While onboard noise may disrupt passengers or crew members, URN poses a more significant threat to fragile underwater ecosystems. Sensitive regions like the Arctic and Antarctic are particularly susceptible to URN disturbances, potentially impacting marine life and habitats. Recognizing this, entities like the Vancouver Fraser Port Authority have instituted incentives for ships meeting URN criteria, mindful of the well-being of local whale and mammal populations. Worldwide, fishing vessels and research ships alike are battling with URN's effects, from altering fish behavior to compromising underwater signal measurements. Classification societies have responded by introducing "quiet class" notations, initially addressing onboard noise but increasingly encompassing URN considerations. While URN classification remains relatively limited, industry trends suggest a growing emphasis on incorporating URN targets into new vessel designs, possibly culminating in future regulatory mandates.

The Quest for Silence

To meet the demand for vessels with reduced URN levels, designers and shipyards must carefully address all major noise sources. A tailored approach, customized to each vessel's design and operational requirements, is paramount. Propulsion systems represent a focal point, with efforts concentrated on minimizing noise from propellers and drive trains. Propeller-induced noise stems from water cavitation, while drive trains contribute mechanical and electrical noise. Steerprop's contra-rotating propulsion (CRP) system tackles both fronts by employing dual propellers with lower loading to mitigate cavitation, alongside LM units that integrate a permanent magnet motor to reduce drive train noise. Moreover, advancements in propulsion technology, such as the CRP, not only enhance efficiency but also inherently curb URN emissions by minimizing cavitation.

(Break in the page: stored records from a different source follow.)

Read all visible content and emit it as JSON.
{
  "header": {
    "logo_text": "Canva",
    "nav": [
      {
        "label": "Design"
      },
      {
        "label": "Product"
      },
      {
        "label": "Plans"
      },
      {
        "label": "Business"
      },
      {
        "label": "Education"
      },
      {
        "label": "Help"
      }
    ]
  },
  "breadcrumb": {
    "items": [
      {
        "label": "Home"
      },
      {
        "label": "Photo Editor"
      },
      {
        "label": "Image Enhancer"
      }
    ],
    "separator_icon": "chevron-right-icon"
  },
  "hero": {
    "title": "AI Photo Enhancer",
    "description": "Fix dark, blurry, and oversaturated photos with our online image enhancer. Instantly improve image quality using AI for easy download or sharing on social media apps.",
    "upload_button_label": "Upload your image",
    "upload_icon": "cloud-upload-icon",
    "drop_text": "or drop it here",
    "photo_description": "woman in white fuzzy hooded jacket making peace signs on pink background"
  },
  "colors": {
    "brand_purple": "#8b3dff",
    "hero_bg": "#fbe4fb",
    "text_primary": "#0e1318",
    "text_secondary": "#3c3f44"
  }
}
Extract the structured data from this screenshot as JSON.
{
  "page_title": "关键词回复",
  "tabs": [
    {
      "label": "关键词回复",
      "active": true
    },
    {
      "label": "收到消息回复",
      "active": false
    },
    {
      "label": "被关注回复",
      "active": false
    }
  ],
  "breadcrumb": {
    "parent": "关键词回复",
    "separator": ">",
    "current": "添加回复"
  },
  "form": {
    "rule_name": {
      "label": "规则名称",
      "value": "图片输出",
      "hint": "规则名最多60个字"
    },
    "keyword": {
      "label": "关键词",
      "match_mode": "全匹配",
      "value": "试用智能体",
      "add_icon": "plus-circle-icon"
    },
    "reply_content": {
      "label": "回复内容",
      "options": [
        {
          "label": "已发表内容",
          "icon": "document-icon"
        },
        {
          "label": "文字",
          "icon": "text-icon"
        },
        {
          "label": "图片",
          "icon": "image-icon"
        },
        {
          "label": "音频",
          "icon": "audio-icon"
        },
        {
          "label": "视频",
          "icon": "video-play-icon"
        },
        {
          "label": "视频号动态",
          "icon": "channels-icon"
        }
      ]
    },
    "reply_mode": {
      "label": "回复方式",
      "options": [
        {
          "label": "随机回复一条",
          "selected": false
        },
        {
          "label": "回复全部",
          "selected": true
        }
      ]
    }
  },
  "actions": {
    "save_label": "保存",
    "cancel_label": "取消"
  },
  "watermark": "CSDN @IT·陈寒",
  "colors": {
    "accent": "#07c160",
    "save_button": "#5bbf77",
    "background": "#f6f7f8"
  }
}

Example case of distribution of sound pressure level near Steerprop’s contra-rotating propulsion (CRP) unit and on its structure interface.

Advancing Noise Control

Beyond product development, collaborative research endeavors are instrumental in deepening our understanding of noise dynamics and mitigation strategies. Through partnerships with organizations like Finland-based ATA Gears and Luode Oy, we've delved into noise excitation mechanisms and conducted comprehensive noise measurements on various vessels. Despite progress, challenges persist, magnified by the scarcity of publicly available URN data. However, our commitment to a holistic noise control approach remains steadfast, fueled by ongoing research and an unwavering dedication to meeting the evolving needs of our clients.

Enhancing Tunnel Thrusters for Low URN Levels

In our pursuit of low URN levels, tunnel thrusters represent another vital consideration, not only for their contribution to URN but also for their impact on onboard noise during maneuvering. Acknowledging the hydrodynamic complexities inherent in tunnel thrusters, we're actively exploring optimization strategies, including fine-tuning propeller geometry and implementing innovative solutions to minimize noise emissions. Our objective is clear; to ensure tunnel thrusters operate with the utmost silence without compromising performance.